External generalisability

Where it could be calculated, we found variation in the prevalence of antidepressant use during pregnancy and in the prevalence of depression and depressive symptomology in whole cohorts. These differences may reflect between-country variation in guidelines for prescribing during pregnancy, and treatment success, with potential consequences for variation in which women of different clinical and/or social characteristics were selected into each exposure group.

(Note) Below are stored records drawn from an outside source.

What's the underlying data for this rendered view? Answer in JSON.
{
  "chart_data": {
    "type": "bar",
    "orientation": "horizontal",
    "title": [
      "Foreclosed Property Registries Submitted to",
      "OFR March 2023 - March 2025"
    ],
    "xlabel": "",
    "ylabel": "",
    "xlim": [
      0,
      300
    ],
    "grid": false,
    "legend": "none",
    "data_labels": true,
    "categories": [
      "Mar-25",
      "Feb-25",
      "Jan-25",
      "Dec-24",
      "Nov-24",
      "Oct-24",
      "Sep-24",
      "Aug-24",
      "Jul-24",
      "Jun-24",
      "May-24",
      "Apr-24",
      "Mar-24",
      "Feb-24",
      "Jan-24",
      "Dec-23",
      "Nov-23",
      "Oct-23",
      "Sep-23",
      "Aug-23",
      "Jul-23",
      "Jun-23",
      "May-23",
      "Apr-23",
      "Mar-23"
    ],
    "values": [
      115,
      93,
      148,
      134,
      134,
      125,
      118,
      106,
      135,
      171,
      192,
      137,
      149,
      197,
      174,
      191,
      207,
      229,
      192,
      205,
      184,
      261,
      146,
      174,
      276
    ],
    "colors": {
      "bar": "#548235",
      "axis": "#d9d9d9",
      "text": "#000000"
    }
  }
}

It could also reflect differences in ascertainment method (self-report vs. linked data on prescriptions) and timing of exposure windows.

Strengths and limitations

We double checked all our extracted data and risk of bias assessments; however, only one person searched, screened and selected studies for inclusion which may have resulted in some studies being missed. Like others (Stang 2010), we did not find the NOS sensitive to limitations in study design without significant alteration; the use of another tool may have resulted in a better differentiated assessment of study quality. Due to resource limitations, we were unable to include articles published in languages other than English, which may have resulted in us not including all relevant studies.

Conclusion

We found only very limited evidence from observational studies that birth weight and child neurodevelopment and neurobehaviour are impacted by gestational exposure to antidepressants. We were unable to conduct meta-analyses due to a high risk of bias and variation in study design. Accordingly, we cannot be certain that any effects attributed to antidepressant exposure are not reflecting underlying differences in clinical and social characteristics of women who continue antidepressants in pregnancy, compared to those who discontinue, or those who do not take them at all. Standardising how studies ascertain, measure and report exposures, disorders, outcomes and other treatments would improve our ability to accurately estimate the presence and size of effects, and ultimately provide less biased information with which to inform clinical decision-making.